The conference draws government, music industry, academic and nonprofit leaders from around the world to explore the relationship between music and urban life.
The inaugural Music Cities Convention was held in Brighton, England, in 2015; Denver organizations got involved shortly thereafter. The music education nonprofit Youth on Record presented in Washington, D.C., in 2015; Lisa Gedgaudas of Denver Arts & Venues, the city agency that oversees cultural activities, was there too.
In 2017, the Bohemian Foundation-funded Fort Collins Music District presented its work, fostering that city’s music economy at the conference in Memphis. And Arts & Venues has continued to have a presence at multiple conventions, including the most recent April event in Chengdu, China, which drew around 500 attendees and 18 nationalities.
Around four years ago, Gloor, who teaches in CU Denver’s Music and Entertainment Industry Studies program in the College of Arts and Media, was inspired to start looking into the idea of music cities after hearing a presentation at South by Southwest by Shain Shapiro, founder of Sound Diplomacy, the organization that produces the Music Cities Convention. Shapiro spoke about city governments and the importance of fostering healthy and thriving music communities.
“In reading Shain’s research and learning all about it and talking to folks here in Denver, I realized we had a lot of assets here — that, based on his work and from what I was hearing, we had a pretty solid music city,” Gloor says. “I wanted, at a very high level, to be sure that our students at CU Denver were aware of what we’ve got going here. And I was hoping they would be involved in the future of our music economy.”

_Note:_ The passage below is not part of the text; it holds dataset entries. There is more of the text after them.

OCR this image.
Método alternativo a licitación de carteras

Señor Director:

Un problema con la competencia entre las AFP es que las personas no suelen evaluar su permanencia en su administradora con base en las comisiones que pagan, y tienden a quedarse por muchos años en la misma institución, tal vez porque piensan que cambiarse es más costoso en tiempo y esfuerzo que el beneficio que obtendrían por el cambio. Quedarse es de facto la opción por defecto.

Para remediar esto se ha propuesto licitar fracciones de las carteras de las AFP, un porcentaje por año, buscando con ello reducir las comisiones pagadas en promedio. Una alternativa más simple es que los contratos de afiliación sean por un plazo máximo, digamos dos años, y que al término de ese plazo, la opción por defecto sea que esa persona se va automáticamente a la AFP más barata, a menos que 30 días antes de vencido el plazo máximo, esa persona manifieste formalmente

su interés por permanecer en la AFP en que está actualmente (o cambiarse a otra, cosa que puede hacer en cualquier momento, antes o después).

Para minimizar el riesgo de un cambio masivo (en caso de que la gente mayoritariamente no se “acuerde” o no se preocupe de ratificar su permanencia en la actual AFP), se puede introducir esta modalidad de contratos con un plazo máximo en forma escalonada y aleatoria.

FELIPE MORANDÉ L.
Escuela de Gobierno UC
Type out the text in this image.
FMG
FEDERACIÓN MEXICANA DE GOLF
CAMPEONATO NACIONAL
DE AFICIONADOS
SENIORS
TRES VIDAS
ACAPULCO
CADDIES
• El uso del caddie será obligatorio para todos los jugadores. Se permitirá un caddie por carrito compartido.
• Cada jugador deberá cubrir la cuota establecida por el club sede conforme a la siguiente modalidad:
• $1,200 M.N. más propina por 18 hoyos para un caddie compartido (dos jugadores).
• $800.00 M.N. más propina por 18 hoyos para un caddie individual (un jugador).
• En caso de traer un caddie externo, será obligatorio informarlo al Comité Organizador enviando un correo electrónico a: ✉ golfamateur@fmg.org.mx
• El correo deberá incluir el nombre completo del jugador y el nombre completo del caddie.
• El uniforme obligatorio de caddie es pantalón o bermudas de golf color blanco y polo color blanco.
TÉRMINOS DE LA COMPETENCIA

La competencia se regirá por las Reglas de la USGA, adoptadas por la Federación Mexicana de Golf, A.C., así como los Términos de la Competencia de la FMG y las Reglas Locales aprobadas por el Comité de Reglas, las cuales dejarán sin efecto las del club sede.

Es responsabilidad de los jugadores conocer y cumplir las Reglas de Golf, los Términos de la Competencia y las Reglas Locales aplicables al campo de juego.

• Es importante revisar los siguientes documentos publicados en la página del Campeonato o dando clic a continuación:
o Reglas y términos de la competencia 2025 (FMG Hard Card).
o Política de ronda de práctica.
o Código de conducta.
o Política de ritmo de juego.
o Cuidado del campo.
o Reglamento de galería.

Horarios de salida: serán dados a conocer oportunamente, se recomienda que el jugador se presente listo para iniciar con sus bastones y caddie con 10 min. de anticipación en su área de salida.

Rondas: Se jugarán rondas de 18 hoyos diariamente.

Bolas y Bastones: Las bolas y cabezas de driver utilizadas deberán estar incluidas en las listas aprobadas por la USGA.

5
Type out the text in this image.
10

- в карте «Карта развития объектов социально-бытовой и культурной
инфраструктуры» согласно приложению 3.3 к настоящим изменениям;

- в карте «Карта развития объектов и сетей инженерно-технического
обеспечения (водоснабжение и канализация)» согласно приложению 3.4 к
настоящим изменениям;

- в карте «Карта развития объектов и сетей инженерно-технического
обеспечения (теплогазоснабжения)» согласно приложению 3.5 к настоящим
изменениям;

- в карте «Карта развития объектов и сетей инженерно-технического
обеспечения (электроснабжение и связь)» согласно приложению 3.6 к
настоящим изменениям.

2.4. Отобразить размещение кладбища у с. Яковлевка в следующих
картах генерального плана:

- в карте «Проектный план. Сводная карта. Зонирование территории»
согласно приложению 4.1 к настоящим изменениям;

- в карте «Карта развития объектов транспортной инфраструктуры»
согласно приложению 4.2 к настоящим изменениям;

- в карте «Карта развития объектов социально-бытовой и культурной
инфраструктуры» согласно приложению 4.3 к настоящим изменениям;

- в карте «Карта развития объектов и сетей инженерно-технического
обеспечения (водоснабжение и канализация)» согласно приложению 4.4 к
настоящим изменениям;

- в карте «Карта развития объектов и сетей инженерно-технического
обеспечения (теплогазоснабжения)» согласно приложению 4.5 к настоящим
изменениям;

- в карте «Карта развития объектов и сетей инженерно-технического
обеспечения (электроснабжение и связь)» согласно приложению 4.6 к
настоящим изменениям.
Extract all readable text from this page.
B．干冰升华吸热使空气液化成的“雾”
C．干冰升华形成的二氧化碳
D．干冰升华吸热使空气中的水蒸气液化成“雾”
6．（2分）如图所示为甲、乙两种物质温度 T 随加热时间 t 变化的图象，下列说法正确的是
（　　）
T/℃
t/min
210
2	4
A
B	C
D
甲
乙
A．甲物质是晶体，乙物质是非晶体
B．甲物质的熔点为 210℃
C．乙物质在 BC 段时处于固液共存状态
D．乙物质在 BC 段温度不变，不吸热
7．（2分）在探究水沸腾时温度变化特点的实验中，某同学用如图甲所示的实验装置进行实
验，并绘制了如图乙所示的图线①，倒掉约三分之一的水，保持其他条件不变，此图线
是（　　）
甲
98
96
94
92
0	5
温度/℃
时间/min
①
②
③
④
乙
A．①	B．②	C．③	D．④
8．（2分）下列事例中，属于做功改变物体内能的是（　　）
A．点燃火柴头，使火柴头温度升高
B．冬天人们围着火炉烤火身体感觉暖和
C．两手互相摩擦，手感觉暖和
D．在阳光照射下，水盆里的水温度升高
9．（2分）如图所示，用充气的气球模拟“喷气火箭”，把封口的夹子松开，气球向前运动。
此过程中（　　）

Last October, Gloor took three of his students to the Music Cities Convention in Lafayette, Louisiana, to talk about a project they had worked on with the City of Arvada to recognize “some opportunities they might have to build their creative economy,” Gloor says. “We focused, of course, on music, and we saw how it could help artists in general.”
Back home, Gloor has also been a major collaborator in the creation of the Denver Music Strategy, a plan to turn the music industry into an even stronger economic driver. With a thriving live-music industry, Red Rocks Amphitheatre and innovative nonprofits like the Music District and Youth on Record, the region already has plenty to boast about.
When the Music Cities Convention comes to Denver next year, it will take place at the McNichols Building over several days — but there will be trips to Red Rocks and to the Music District in Fort Collins, where participants will learn more about the Bohemian Foundation-funded initiatives that have turned that college town into a music destination, explains Gedgaudas.
The conference will look at “how music informs policy, planning, community development, tourism and branding,” she says. “It’s really kind of just getting our peers in the room to talk about strengths and challenges. Every city is different. It’s fun to kind of pull back the curtain on places that are ahead in some ways but also have been pushed up against a lot of challenges because of that.
“I think it’s going to be really exciting to actually have people that have been hearing about what we’re doing here experience it,” she adds. “And I do think this is the kind of thing that helps people really digest a city and understand where we’re coming from. And getting that exposure to other countries and other music cities — that just builds better alliances, too.”